O conflito teve início após a Sinfra-MT aplicar uma série de sanções à empresa, incluindo multas que somam milhões de reais, a rescisão do contrato e a proibição de licitar com o poder público por dois anos. A MTSUL Construções recorreu ao TCE-MT, alegando que as falhas no pavimento decorreram de alterações técnicas no projeto original, como a supressão de camadas de binder e mudanças nos materiais da base, pontos que a Sinfra sustenta terem sido orientados pela própria pasta.

O relator observou que, embora as deficiências no pavimento sejam evidentes, a responsabilidade técnica exige uma investigação mais aprofundada. Além disso, o conselheiro criticou a instabilidade da decisão punitiva da Sinfra, que passou por retificações poucos dias após ser emitida, e apontou que a proibição de licitar foi aplicada sem uma análise individualizada da conduta da empresa.

Sérgio Ricardo enfatizou que o Estado não pode se eximir de responsabilidade sobre as falhas da obra. Segundo ele, se o governo exigiu parâmetros técnicos insuficientes ou aceitou uma qualidade incompatível com a demanda da rodovia, deve assumir sua parcela de culpa e elevar o rigor na fiscalização para garantir uma via duradoura.

Amparado pela Lei de Introdução às Normas do Direito Brasileiro (LINDB), o presidente do TCE-MT classificou a rescisão como desproporcional e antieconômica. Ele destacou que paralisar o canteiro de obras agora exigiria novos custos de mobilização e prolongaria o sofrimento da população, que aguarda uma infraestrutura viária digna para o desenvolvimento social e econômico da região.
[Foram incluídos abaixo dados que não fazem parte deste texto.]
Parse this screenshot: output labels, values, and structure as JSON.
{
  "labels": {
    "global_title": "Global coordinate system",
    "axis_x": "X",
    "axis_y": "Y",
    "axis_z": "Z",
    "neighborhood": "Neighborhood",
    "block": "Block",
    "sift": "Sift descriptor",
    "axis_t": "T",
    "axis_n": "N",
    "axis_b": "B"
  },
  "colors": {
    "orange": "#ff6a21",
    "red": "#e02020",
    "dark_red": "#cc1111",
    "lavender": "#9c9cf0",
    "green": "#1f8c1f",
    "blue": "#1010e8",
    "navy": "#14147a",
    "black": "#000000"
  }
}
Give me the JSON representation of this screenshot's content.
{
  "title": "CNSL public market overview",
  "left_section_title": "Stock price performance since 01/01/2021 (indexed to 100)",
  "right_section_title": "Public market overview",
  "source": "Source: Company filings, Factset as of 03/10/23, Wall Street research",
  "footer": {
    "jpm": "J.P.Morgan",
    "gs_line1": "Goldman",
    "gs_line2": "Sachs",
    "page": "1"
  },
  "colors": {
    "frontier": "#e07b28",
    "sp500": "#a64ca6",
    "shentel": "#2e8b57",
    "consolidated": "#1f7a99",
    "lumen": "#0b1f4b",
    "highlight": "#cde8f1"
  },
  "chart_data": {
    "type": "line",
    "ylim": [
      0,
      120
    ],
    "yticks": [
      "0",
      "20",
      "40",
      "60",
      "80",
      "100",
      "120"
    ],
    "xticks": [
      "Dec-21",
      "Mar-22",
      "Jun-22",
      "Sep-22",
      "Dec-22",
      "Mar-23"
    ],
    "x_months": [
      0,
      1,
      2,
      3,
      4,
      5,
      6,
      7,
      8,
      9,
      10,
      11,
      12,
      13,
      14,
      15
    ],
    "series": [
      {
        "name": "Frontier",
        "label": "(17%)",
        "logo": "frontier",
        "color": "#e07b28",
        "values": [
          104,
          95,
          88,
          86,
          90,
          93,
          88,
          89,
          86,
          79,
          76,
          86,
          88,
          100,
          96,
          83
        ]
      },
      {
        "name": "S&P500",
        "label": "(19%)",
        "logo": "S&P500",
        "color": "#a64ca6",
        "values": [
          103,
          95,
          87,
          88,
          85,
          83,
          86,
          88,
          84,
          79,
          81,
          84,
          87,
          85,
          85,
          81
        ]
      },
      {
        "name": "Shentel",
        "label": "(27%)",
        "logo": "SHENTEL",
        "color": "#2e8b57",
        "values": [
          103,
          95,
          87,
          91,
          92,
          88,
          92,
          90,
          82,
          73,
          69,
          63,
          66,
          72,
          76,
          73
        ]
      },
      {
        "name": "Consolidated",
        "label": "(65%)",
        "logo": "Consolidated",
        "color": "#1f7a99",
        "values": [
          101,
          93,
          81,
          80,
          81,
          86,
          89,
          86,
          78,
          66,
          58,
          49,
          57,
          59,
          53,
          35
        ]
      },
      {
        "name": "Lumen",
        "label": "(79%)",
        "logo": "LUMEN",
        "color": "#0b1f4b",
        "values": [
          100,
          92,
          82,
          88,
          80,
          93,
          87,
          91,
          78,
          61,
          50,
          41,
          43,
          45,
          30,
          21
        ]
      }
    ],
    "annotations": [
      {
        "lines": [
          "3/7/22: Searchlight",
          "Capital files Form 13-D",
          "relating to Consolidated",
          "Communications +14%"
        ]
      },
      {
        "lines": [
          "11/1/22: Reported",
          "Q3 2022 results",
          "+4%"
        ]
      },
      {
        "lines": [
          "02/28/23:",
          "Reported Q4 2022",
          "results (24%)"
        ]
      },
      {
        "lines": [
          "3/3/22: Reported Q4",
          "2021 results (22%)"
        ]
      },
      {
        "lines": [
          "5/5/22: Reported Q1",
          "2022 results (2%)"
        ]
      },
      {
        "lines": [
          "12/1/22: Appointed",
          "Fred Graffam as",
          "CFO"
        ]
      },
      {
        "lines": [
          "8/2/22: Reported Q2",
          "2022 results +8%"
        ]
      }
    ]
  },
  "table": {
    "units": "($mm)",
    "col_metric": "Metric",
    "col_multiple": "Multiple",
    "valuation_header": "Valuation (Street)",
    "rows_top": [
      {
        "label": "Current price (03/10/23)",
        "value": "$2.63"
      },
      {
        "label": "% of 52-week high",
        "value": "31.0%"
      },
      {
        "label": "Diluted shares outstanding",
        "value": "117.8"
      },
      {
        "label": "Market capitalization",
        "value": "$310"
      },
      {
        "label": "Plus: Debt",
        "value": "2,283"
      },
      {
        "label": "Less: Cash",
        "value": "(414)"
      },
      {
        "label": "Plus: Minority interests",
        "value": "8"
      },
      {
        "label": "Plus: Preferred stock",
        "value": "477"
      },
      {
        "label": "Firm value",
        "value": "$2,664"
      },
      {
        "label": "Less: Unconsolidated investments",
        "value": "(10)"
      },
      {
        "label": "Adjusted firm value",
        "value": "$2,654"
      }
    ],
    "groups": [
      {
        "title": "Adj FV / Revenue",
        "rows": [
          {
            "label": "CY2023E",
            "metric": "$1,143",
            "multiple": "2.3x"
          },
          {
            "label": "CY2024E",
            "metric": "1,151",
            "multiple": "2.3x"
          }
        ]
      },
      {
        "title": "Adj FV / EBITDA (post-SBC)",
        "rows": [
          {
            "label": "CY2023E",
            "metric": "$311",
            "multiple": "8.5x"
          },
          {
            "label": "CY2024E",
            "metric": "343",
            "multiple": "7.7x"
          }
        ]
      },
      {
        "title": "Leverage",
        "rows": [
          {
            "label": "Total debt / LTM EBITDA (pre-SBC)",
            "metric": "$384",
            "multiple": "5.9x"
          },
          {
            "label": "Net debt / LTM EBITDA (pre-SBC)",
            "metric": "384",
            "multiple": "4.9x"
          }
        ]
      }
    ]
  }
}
A liminar proíbe a contratação de uma nova empresa para o trecho e mantém o consórcio responsável no local. A medida é provisória e não anula as punições, servindo apenas para resguardar o interesse público durante a tramitação do processo. O conselheiro reiterou que o Tribunal de Contas atua como garantidor do direito fundamental ao bom governo.

Esta decisão é resultado de um acompanhamento rigoroso iniciado após denúncias de vereadores sobre a deterioração precoce do asfalto. Desde a vistoria realizada em junho, o presidente do TCE-MT tem cobrado soluções céleres e a reabertura de mesas técnicas para discutir o futuro da rodovia, reforçando que a prioridade absoluta deve ser a entrega de uma estrada segura para a população mato-grossense.